Après la LONASE, dépeçage programmé de la SONATEL
vendredi 18 juin 2004
Pour analyser les effets néfastes du tout-marché, après l’industrie du jeu, le secteur des télécommunications est un cas d’école. Et c’est le modèle que les libéraux aujourd’hui au pouvoir veulent imposer Sénégal.
La notion de péréquation est au cœur de la problématique des services publics en réseau : pour que le plus grand nombre y ait accès, le tarif d’une prestation doit être déconnecté de son prix de revient, les services les plus rentables finançant ceux qui le sont moins, ou pas du tout. À chaque fois donc, les décisions à prendre sont de nature politique : qui doit financer l’accès aux régions les plus excentrées ? comment permettre à tous les usagers d’être reliés, etc. ? Il est impératif, dans cette logique, d’éviter " l’écrémage " des activités les plus rentables au profit exclusif du secteur privé ... Étranger.

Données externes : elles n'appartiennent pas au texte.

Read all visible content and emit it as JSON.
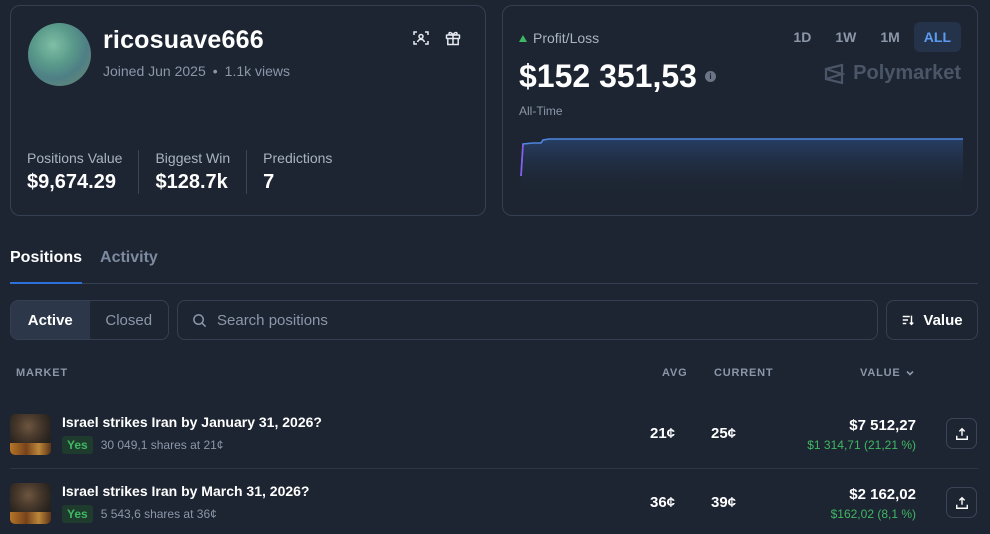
{
  "profile": {
    "username": "ricosuave666",
    "joined": "Joined Jun 2025",
    "views": "1.1k views",
    "stats": [
      {
        "label": "Positions Value",
        "value": "$9,674.29"
      },
      {
        "label": "Biggest Win",
        "value": "$128.7k"
      },
      {
        "label": "Predictions",
        "value": "7"
      }
    ]
  },
  "pnl": {
    "label": "Profit/Loss",
    "value": "$152 351,53",
    "range": "All-Time",
    "brand": "Polymarket",
    "timeframes": [
      "1D",
      "1W",
      "1M",
      "ALL"
    ],
    "active_timeframe": "ALL",
    "colors": {
      "line": "#4f86e0",
      "up": "#3fb863",
      "accent": "#5b9bf0"
    }
  },
  "tabs": [
    "Positions",
    "Activity"
  ],
  "filters": {
    "segments": [
      "Active",
      "Closed"
    ],
    "search_placeholder": "Search positions",
    "sort_label": "Value"
  },
  "table": {
    "headers": {
      "market": "MARKET",
      "avg": "AVG",
      "current": "CURRENT",
      "value": "VALUE"
    },
    "rows": [
      {
        "title": "Israel strikes Iran by January 31, 2026?",
        "outcome": "Yes",
        "shares": "30 049,1 shares at 21¢",
        "avg": "21¢",
        "current": "25¢",
        "value": "$7 512,27",
        "change": "$1 314,71 (21,21 %)"
      },
      {
        "title": "Israel strikes Iran by March 31, 2026?",
        "outcome": "Yes",
        "shares": "5 543,6 shares at 36¢",
        "avg": "36¢",
        "current": "39¢",
        "value": "$2 162,02",
        "change": "$162,02 (8,1 %)"
      }
    ]
  }
}
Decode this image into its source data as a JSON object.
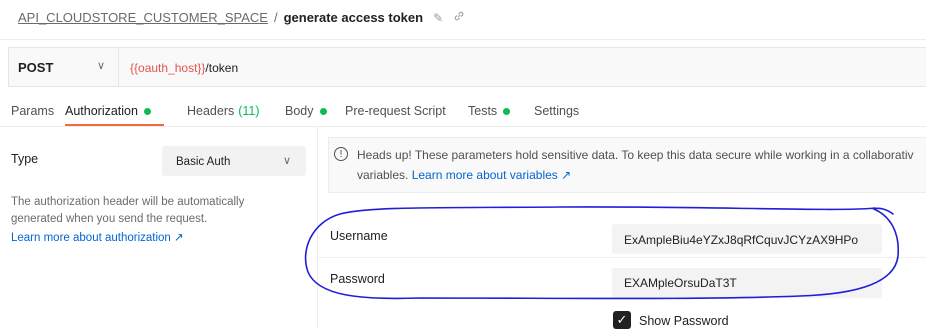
{
  "breadcrumb": {
    "collection": "API_CLOUDSTORE_CUSTOMER_SPACE",
    "separator": "/",
    "request": "generate access token",
    "edit_icon": "✎",
    "link_icon": "🔗"
  },
  "request": {
    "method": "POST",
    "method_chevron": "∨",
    "url_variable": "{{oauth_host}}",
    "url_path": "/token"
  },
  "tabs": [
    {
      "label": "Params",
      "dot": false,
      "count": ""
    },
    {
      "label": "Authorization",
      "dot": true,
      "count": ""
    },
    {
      "label": "Headers",
      "dot": false,
      "count": "(11)"
    },
    {
      "label": "Body",
      "dot": true,
      "count": ""
    },
    {
      "label": "Pre-request Script",
      "dot": false,
      "count": ""
    },
    {
      "label": "Tests",
      "dot": true,
      "count": ""
    },
    {
      "label": "Settings",
      "dot": false,
      "count": ""
    }
  ],
  "active_tab": "Authorization",
  "auth": {
    "type_label": "Type",
    "type_value": "Basic Auth",
    "type_chevron": "∨",
    "description": "The authorization header will be automatically generated when you send the request.",
    "learn_more": "Learn more about authorization ↗"
  },
  "banner": {
    "icon": "!",
    "line1": "Heads up! These parameters hold sensitive data. To keep this data secure while working in a collaborativ",
    "line2_prefix": "variables.",
    "link": "Learn more about variables ↗"
  },
  "fields": {
    "username_label": "Username",
    "username_value": "ExAmpleBiu4eYZxJ8qRfCquvJCYzAX9HPo",
    "password_label": "Password",
    "password_value": "EXAMpleOrsuDaT3T",
    "show_password_label": "Show Password",
    "show_password_checked": true,
    "check_glyph": "✓"
  },
  "colors": {
    "accent_orange": "#f26b3a",
    "green_dot": "#0cbb52",
    "link_blue": "#0265d2",
    "variable_red": "#e0554d",
    "annotation_blue": "#1f1fd8"
  }
}
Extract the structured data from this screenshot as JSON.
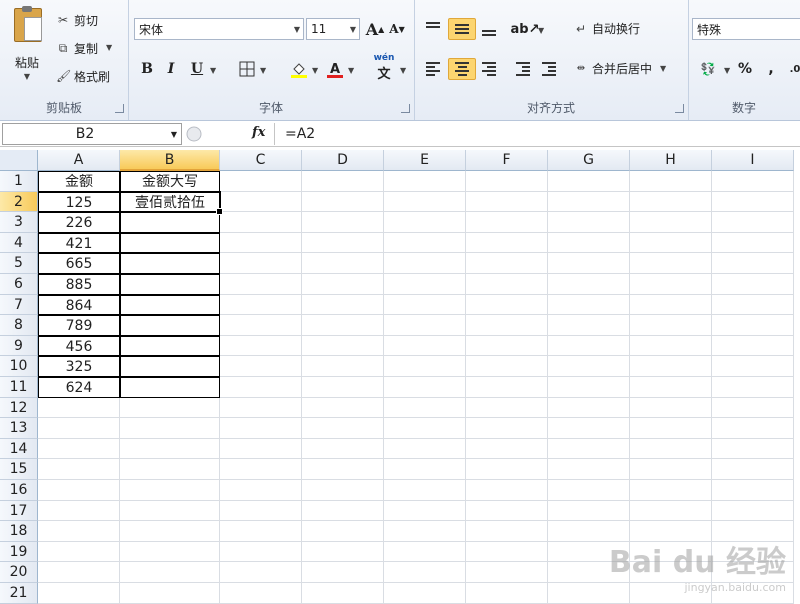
{
  "ribbon": {
    "clipboard": {
      "paste": "粘贴",
      "cut": "剪切",
      "copy": "复制",
      "format_painter": "格式刷",
      "group_label": "剪贴板"
    },
    "font": {
      "font_name": "宋体",
      "font_size": "11",
      "bold": "B",
      "italic": "I",
      "underline": "U",
      "grow": "A",
      "shrink": "A",
      "phonetic": "wén",
      "group_label": "字体"
    },
    "alignment": {
      "wrap_text": "自动换行",
      "merge_center": "合并后居中",
      "group_label": "对齐方式"
    },
    "number": {
      "format": "特殊",
      "percent": "%",
      "comma": ",",
      "group_label": "数字"
    }
  },
  "formula_bar": {
    "name_box": "B2",
    "fx": "fx",
    "formula": "=A2"
  },
  "columns": [
    "A",
    "B",
    "C",
    "D",
    "E",
    "F",
    "G",
    "H",
    "I"
  ],
  "rows": [
    "1",
    "2",
    "3",
    "4",
    "5",
    "6",
    "7",
    "8",
    "9",
    "10",
    "11",
    "12",
    "13",
    "14",
    "15",
    "16",
    "17",
    "18",
    "19",
    "20",
    "21"
  ],
  "cells": {
    "A1": "金额",
    "B1": "金额大写",
    "A2": "125",
    "B2": "壹佰贰拾伍",
    "A3": "226",
    "A4": "421",
    "A5": "665",
    "A6": "885",
    "A7": "864",
    "A8": "789",
    "A9": "456",
    "A10": "325",
    "A11": "624"
  },
  "watermark": {
    "main": "Bai du 经验",
    "sub": "jingyan.baidu.com"
  },
  "colors": {
    "selection": "#f8ca5a",
    "ribbon_bg": "#e6ecf5"
  }
}
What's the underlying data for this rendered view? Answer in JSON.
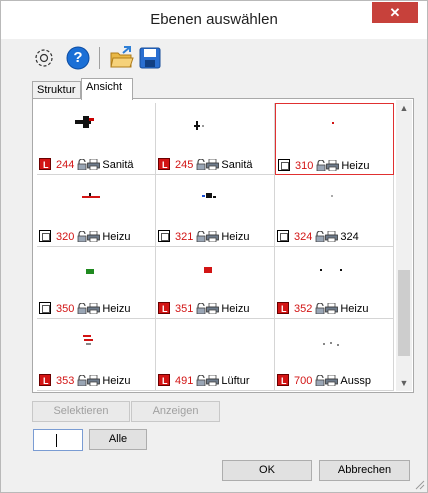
{
  "window": {
    "title": "Ebenen auswählen",
    "close_glyph": "✕"
  },
  "toolbar": {
    "icons": [
      "settings-icon",
      "help-icon",
      "open-folder-icon",
      "save-icon"
    ],
    "help_glyph": "?"
  },
  "tabs": [
    {
      "label": "Struktur"
    },
    {
      "label": "Ansicht",
      "active": true
    }
  ],
  "cells": [
    {
      "num": "244",
      "name": "Sanitä",
      "lfilled": true,
      "selected": false
    },
    {
      "num": "245",
      "name": "Sanitä",
      "lfilled": true,
      "selected": false
    },
    {
      "num": "310",
      "name": "Heizu",
      "lfilled": false,
      "selected": true
    },
    {
      "num": "320",
      "name": "Heizu",
      "lfilled": false,
      "selected": false
    },
    {
      "num": "321",
      "name": "Heizu",
      "lfilled": false,
      "selected": false
    },
    {
      "num": "324",
      "name": "324",
      "lfilled": false,
      "selected": false
    },
    {
      "num": "350",
      "name": "Heizu",
      "lfilled": false,
      "selected": false
    },
    {
      "num": "351",
      "name": "Heizu",
      "lfilled": true,
      "selected": false
    },
    {
      "num": "352",
      "name": "Heizu",
      "lfilled": true,
      "selected": false
    },
    {
      "num": "353",
      "name": "Heizu",
      "lfilled": true,
      "selected": false
    },
    {
      "num": "491",
      "name": "Lüftur",
      "lfilled": true,
      "selected": false
    },
    {
      "num": "700",
      "name": "Aussp",
      "lfilled": true,
      "selected": false
    }
  ],
  "scrollbar": {
    "up": "▲",
    "down": "▼"
  },
  "buttons": {
    "select": "Selektieren",
    "show": "Anzeigen",
    "all": "Alle",
    "ok": "OK",
    "cancel": "Abbrechen"
  },
  "filter": {
    "value": ""
  },
  "colors": {
    "number": "#d21414",
    "selection": "#e03030",
    "close": "#c7413b"
  }
}
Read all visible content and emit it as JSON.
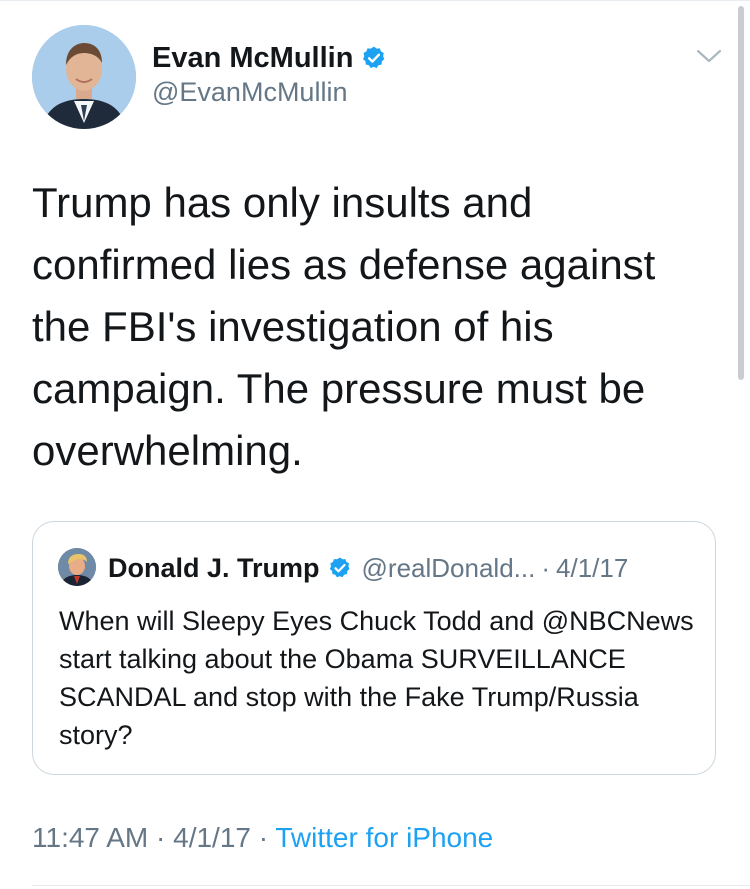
{
  "tweet": {
    "author_name": "Evan McMullin",
    "author_handle": "@EvanMcMullin",
    "text": "Trump has only insults and confirmed lies as defense against the FBI's investigation of his campaign. The pressure must be overwhelming.",
    "time": "11:47 AM",
    "date": "4/1/17",
    "source": "Twitter for iPhone",
    "separator": "·",
    "verified_icon": "verified-badge-icon",
    "menu_icon": "chevron-down-icon"
  },
  "quoted_tweet": {
    "author_name": "Donald J. Trump",
    "author_handle": "@realDonald...",
    "separator": "·",
    "date": "4/1/17",
    "text": "When will Sleepy Eyes Chuck Todd and @NBCNews start talking about the Obama SURVEILLANCE SCANDAL and stop with the Fake Trump/Russia story?"
  },
  "colors": {
    "accent": "#1da1f2",
    "secondary_text": "#657786",
    "primary_text": "#14171a",
    "border": "#ccd6dd"
  }
}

Les tarifs de la Sonatel résultent d’une double péréquation : l’une, géographique, permettant des facturations identiques sur tout le territoire ; l’autre, sociale, favorisant un accès massif au réseau grâce à de faibles tarifs de raccordement et d’abonnement. Ainsi, au début des années 2000, la taxe de raccordement et l’abonnement étaient facturés 2,4 fois au-dessous de leur prix de revient, et les communications locales de 23 %, alors que les communications " longue distance " (nationales et internationales) étaient sur tarifées de 58 %. L’abonnement et les communications locales représentant près de 90 % de la facture moyenne d’un particulier, ce dispositif avait entraîné une démocratisation spectaculaire de l’usage du téléphone.
Que l’on aille à Ouagadougou, Abidjan ou Lomé, les tarifs appliqués au Sénégal restent les plus compétitifs. Il faut insister sur l’importance décisive de ce premier pas, que la plupart des observateurs avaient, à l’époque, sous-estimé. La sortie des nouveaux services du monopole va, en effet, ouvrir la voie à un dépérissement progressif du système de péréquation national. Mais, surtout, à partir de ce moment, il est admis que les télécommunications sont un marché comme un autre, que la concurrence doit y être la règle, même si on peut discuter du rythme de son introduction.
Ainsi, en quelques années à peine, le secteur des télécommunications est totalement transformé. L’absence de résistance à un tel bouleversement peut paraître surprenante. Force idéologique du libéralisme qui connaissait alors sa gloire actuellement au Sénégal ? Poids des lobbies des grands groupes intéressés par un nouveau marché qui faisait à l’époque, et jusqu’à présent, figure d’eldorado ? Tous ces facteurs se sont conjugués pour marginaliser les oppositions.
L’ouverture à la concurrence du secteur des télécommunications est emblématique de la logique de dépouillement d’une Nation, confirmée et soutenue par le gouvernement actuel. La mise en place d’une réglementation asymétrique et inégalitaire entre les différents acteurs vise explicitement à favoriser les nouveaux entrants sur le marché. Dérogatoire au droit commun, elle est la preuve du caractère largement artificiel de l’introduction de la concurrence, ce que confirme l’obligation imposée aux opérateurs historiques d’ouvrir leur réseau à leurs concurrents. Ces derniers se trouvent ainsi dispensés de construire, pour l’essentiel, leurs propres infrastructures. Les péréquations sont remises en cause au nom du principe que " les tarifs doivent tendre vers les coûts ". Enfin, l’ensemble de ce dispositif est mis sous haute surveillance par des autorités indépendantes : Autorité de réglementation des télécommunications (ART).
Au-delà des aléas boursiers, c’est la logique même de la libéralisation qu’il faut interroger. Tant pour la construction des réseaux qu’en matière de recherche et développement, le développement des télécommunications demande de gros investissements dont il est vain d’espérer une rentabilité rapide. Celle-ci est d’autant moins assurée que domine la logique du capitalisme actionnarial de " création de valeur pour l’actionnaire " qui empêche opérateurs et équipementiers de mener de concert une stratégie de développement sur le long terme. Le simple bon sens économique, conjugué aux nécessités de service public, devrait imposer, une nouvelle régulation du secteur en rupture avec le dogme de la concurrence. Ce n’est hélas pas la voie choisie par le gouvernement qui est en train d’imposer aux autres services publics les solutions qui ont fait faillite dans les télécommunications.